Optimizing warfarin dosing for patients with atrial fibrillation using machine learning.

Centre for Data Science and Digital Health, Hamilton Health Sciences, Hamilton, ON, Canada. petchj@hhsc.ca. Population Health Research Institute, Hamilton, ON, Canada. petchj@hhsc.ca. Division of Cardiology, Department of Medicine, McMaster University, Hamilton, ON, Canada. petchj@hhsc.ca. Institute of Health Policy, Management and Evaluation, University of Toronto, Toronto, ON, Canada. petchj@hhsc.ca.

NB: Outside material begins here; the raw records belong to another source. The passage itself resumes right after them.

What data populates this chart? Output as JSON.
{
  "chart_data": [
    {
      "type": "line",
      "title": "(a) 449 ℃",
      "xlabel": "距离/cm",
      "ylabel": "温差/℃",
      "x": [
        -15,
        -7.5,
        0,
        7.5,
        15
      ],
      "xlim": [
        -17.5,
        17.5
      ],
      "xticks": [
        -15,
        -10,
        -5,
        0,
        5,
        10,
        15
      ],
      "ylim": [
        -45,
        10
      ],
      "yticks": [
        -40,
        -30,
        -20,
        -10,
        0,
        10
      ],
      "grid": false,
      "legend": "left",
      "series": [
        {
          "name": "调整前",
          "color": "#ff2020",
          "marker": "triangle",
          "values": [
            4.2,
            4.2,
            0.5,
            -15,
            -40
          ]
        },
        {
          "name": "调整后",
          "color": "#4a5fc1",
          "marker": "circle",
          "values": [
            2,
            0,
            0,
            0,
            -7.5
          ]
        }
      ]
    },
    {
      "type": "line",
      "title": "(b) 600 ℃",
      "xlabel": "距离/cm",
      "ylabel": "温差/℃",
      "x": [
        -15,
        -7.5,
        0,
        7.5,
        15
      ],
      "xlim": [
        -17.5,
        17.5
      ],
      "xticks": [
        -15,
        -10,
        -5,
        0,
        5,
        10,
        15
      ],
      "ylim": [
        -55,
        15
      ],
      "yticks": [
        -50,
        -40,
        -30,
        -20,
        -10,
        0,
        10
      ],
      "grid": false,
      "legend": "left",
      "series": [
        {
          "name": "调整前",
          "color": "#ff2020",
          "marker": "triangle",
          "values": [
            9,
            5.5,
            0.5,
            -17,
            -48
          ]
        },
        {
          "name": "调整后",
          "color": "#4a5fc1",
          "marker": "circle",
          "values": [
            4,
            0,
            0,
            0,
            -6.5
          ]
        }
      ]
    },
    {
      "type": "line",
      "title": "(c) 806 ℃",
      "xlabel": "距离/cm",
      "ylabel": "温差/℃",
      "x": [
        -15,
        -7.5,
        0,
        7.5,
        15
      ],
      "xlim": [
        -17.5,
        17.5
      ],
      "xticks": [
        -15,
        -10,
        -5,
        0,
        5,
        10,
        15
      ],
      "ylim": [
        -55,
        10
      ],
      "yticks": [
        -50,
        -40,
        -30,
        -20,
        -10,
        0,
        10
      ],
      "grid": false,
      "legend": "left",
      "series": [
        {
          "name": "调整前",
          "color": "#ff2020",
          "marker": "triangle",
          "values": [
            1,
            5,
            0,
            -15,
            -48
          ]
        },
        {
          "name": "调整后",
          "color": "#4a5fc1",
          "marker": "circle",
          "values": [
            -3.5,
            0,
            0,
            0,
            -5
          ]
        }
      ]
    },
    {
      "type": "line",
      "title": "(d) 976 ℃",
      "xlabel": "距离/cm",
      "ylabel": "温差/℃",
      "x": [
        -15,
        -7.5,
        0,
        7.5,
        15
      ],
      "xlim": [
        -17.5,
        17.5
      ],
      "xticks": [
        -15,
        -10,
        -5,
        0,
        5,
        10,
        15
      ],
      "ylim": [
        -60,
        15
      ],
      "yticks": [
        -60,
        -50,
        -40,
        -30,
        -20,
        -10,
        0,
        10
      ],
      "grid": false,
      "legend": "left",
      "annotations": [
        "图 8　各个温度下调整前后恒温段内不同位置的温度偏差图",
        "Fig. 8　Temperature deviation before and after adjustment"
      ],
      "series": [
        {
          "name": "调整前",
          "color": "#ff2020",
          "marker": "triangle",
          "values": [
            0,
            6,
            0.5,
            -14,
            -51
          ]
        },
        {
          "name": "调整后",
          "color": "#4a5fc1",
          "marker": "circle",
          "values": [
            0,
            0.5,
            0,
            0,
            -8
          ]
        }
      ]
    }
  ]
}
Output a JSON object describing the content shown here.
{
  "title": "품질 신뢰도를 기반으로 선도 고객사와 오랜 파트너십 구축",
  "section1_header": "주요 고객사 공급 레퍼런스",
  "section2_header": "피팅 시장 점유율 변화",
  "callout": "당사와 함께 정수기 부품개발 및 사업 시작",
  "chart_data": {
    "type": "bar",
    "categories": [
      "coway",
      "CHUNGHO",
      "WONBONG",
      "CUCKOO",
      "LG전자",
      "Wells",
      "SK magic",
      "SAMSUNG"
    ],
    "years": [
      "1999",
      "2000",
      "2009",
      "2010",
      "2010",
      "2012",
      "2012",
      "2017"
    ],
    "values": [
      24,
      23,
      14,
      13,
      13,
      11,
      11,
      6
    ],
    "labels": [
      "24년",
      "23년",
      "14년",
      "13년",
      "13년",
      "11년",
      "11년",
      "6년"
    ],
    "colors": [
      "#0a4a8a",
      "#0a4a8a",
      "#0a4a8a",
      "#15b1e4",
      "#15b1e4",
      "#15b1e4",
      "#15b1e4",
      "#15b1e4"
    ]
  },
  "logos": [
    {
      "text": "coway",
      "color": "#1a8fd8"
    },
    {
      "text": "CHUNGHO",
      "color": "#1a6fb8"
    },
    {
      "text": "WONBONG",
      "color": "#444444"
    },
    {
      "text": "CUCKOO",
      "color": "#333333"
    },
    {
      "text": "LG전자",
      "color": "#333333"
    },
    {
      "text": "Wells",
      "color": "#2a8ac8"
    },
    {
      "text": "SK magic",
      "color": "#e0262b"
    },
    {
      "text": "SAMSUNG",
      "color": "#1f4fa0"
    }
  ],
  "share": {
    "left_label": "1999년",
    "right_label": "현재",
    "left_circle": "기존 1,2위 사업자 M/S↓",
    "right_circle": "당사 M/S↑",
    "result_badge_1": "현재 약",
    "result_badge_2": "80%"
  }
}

Centre for Data Science and Digital Health, Hamilton Health Sciences, Hamilton, ON, Canada. Department of Statistical Sciences, University of Toronto, Toronto, ON, Canada. Department of Computer Science, University of Toronto, Toronto, ON, Canada. Department of Electrical Engineering and Computer Science, Massachusetts Institute of Technology, Cambridge, MA, USA. Institute for Medical and Evaluative Sciences, Massachusetts Institute of Technology, Cambridge, MA, USA. Vector Institute, Toronto, ON, Canada. Population Health Research Institute, Hamilton, ON, Canada. Department of Cardiology, University Medical Center, Johannes Gutenberg University Mainz, Mainz, Germany. Microsoft Research, Montreal, QC, Canada. Dalla Lana School of Public Health, University of Toronto, Toronto, ON, Canada. Division of Cardiology, Department of Medicine, Duke University Medical Center, Durham, NC, USA. Duke Clinical Research Institute, Duke University, Durham, NC, USA. Division of Cardiovascular Medicine, Brigham and Women's Hospital, Harvard Medical School, Boston, MA, USA. Department of Biostatistics and Bioinformatics, Duke University School of Medicine, Durham, NC, USA. Department of Medical Sciences, Cardiology, Uppsala University, Uppsala, Sweden. Uppsala Clinical Research Center, Uppsala University, Uppsala, Sweden. Division of Hematology and Thromboembolism, Department of Medicine, McMaster University, Hamilton, ON, Canada. Division of Cardiology, Department of Medicine, McMaster University, Hamilton, ON, Canada.

Scientific reports. 2024;(1):4516

Abstract

While novel oral anticoagulants are increasingly used to reduce risk of stroke in patients with atrial fibrillation, vitamin K antagonists such as warfarin continue to be used extensively for stroke prevention across the world. While effective in reducing the risk of strokes, the complex pharmacodynamics of warfarin make it difficult to use clinically, with many patients experiencing under- and/or over- anticoagulation. In this study we employed a novel implementation of deep reinforcement learning to provide clinical decision support to optimize time in therapeutic International Normalized Ratio (INR) range. We used a novel semi-Markov decision process formulation of the Batch-Constrained deep Q-learning algorithm to develop a reinforcement learning model to dynamically recommend optimal warfarin dosing to achieve INR of 2.0-3.0 for patients with atrial fibrillation. The model was developed using data from 22,502 patients in the warfarin treated groups of the pivotal randomized clinical trials of edoxaban (ENGAGE AF-TIMI 48), apixaban (ARISTOTLE) and rivaroxaban (ROCKET AF). The model was externally validated on data from 5730 warfarin-treated patients in a fourth trial of dabigatran (RE-LY) using multilevel regression models to estimate the relationship between center-level algorithm consistent dosing, time in therapeutic INR range (TTR), and a composite clinical outcome of stroke, systemic embolism or major hemorrhage. External validation showed a positive association between center-level algorithm-consistent dosing and TTR (R2 = 0.56). Each 10% increase in algorithm-consistent dosing at the center level independently predicted a 6.78% improvement in TTR (95% CI 6.29, 7.28; p < 0.001) and a 11% decrease in the composite clinical outcome (HR 0.89; 95% CI 0.81, 1.00; p = 0.015). These results were comparable to those of a rules-based clinical algorithm used for benchmarking, for which each 10% increase in algorithm-consistent dosing independently predicted a 6.10% increase in TTR (95% CI 5.67, 6.54, p < 0.001) and a 10% decrease in the composite outcome (HR 0.90; 95% CI 0.83, 0.98, p = 0.018). Our findings suggest that a deep reinforcement learning algorithm can optimize time in therapeutic range for patients taking warfarin. A digital clinical decision support system to promote algorithm-consistent warfarin dosing could optimize time in therapeutic range and improve clinical outcomes in atrial fibrillation globally.